A data file that i need to read is too big, and loading it to a list takes too long time. How can I use multiproces for this? In other words, I would like to parallelise the process file read and load to a list. Could you please help.
Basically, I have a data table, that I need to load to a list, something as below. Reading the file does not take time, but loading it to a list (myList) takes about 1 minute.

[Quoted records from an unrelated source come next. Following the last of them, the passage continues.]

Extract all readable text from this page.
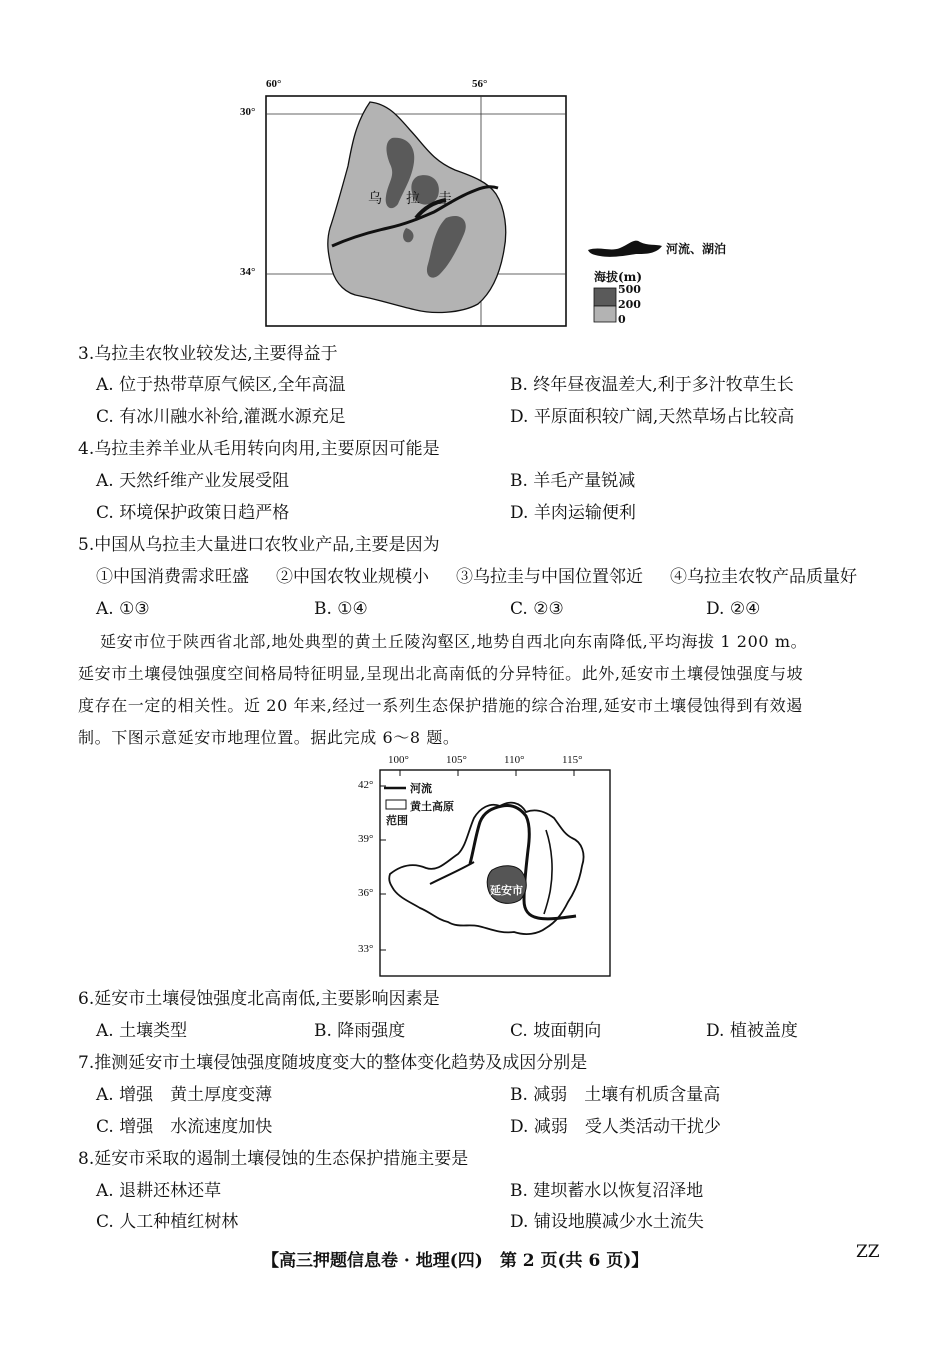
60°	56°
30°
34°
乌 拉 圭
河流、湖泊
海拔(m)
500
200
0
3.乌拉圭农牧业较发达,主要得益于
A. 位于热带草原气候区,全年高温	B. 终年昼夜温差大,利于多汁牧草生长
C. 有冰川融水补给,灌溉水源充足	D. 平原面积较广阔,天然草场占比较高
4.乌拉圭养羊业从毛用转向肉用,主要原因可能是
A. 天然纤维产业发展受阻	B. 羊毛产量锐减
C. 环境保护政策日趋严格	D. 羊肉运输便利
5.中国从乌拉圭大量进口农牧业产品,主要是因为
①中国消费需求旺盛 ②中国农牧业规模小 ③乌拉圭与中国位置邻近 ④乌拉圭农牧产品质量好
A. ①③	B. ①④	C. ②③	D. ②④
延安市位于陕西省北部,地处典型的黄土丘陵沟壑区,地势自西北向东南降低,平均海拔 1 200 m。
延安市土壤侵蚀强度空间格局特征明显,呈现出北高南低的分异特征。此外,延安市土壤侵蚀强度与坡
度存在一定的相关性。近 20 年来,经过一系列生态保护措施的综合治理,延安市土壤侵蚀得到有效遏
制。下图示意延安市地理位置。据此完成 6～8 题。
100°	105°	110°	115°
42°
39°
36°
33°
河流
黄土高原
范围
延安市
6.延安市土壤侵蚀强度北高南低,主要影响因素是
A. 土壤类型	B. 降雨强度	C. 坡面朝向	D. 植被盖度
7.推测延安市土壤侵蚀强度随坡度变大的整体变化趋势及成因分别是
A. 增强　黄土厚度变薄	B. 减弱　土壤有机质含量高
C. 增强　水流速度加快	D. 减弱　受人类活动干扰少
8.延安市采取的遏制土壤侵蚀的生态保护措施主要是
A. 退耕还林还草	B. 建坝蓄水以恢复沼泽地
C. 人工种植红树林	D. 铺设地膜减少水土流失
【高三押题信息卷 · 地理(四)　第 2 页(共 6 页)】	ZZ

So, is it possible to parallelise this:
def load_file(self, fileName):
time_start = time.time()
myList = []
# mySet = set()
lines = self.read_file(fileName)
# time_end = time.time()
# print fileName, ": loaded ", round(time_end-time_start, 4)," seconds"
for line in lines:
content = line.split()
myList.append(content)
time_end = time.time()
print fileName, ": ", len(myList), " rows loaded in", round(time_end-time_start, 4)," seconds"
return myList
def read_file(self, fileName):
filePath = self.data_directory + '\\' + fileName
try:
with open(filePath, 'r') as f:
lines = f.readlines()
f.close()
return lines
except ValueError:
print filePath + ' does not exist'
An adhoc way could be, (assume that the file has 2M lines, so len(lines) = 2M), load first 1M to myList1, and second 1M to myList2 in parallel, and then merge them, myList = myList1+myList2. But this doesn't sound like the best practice.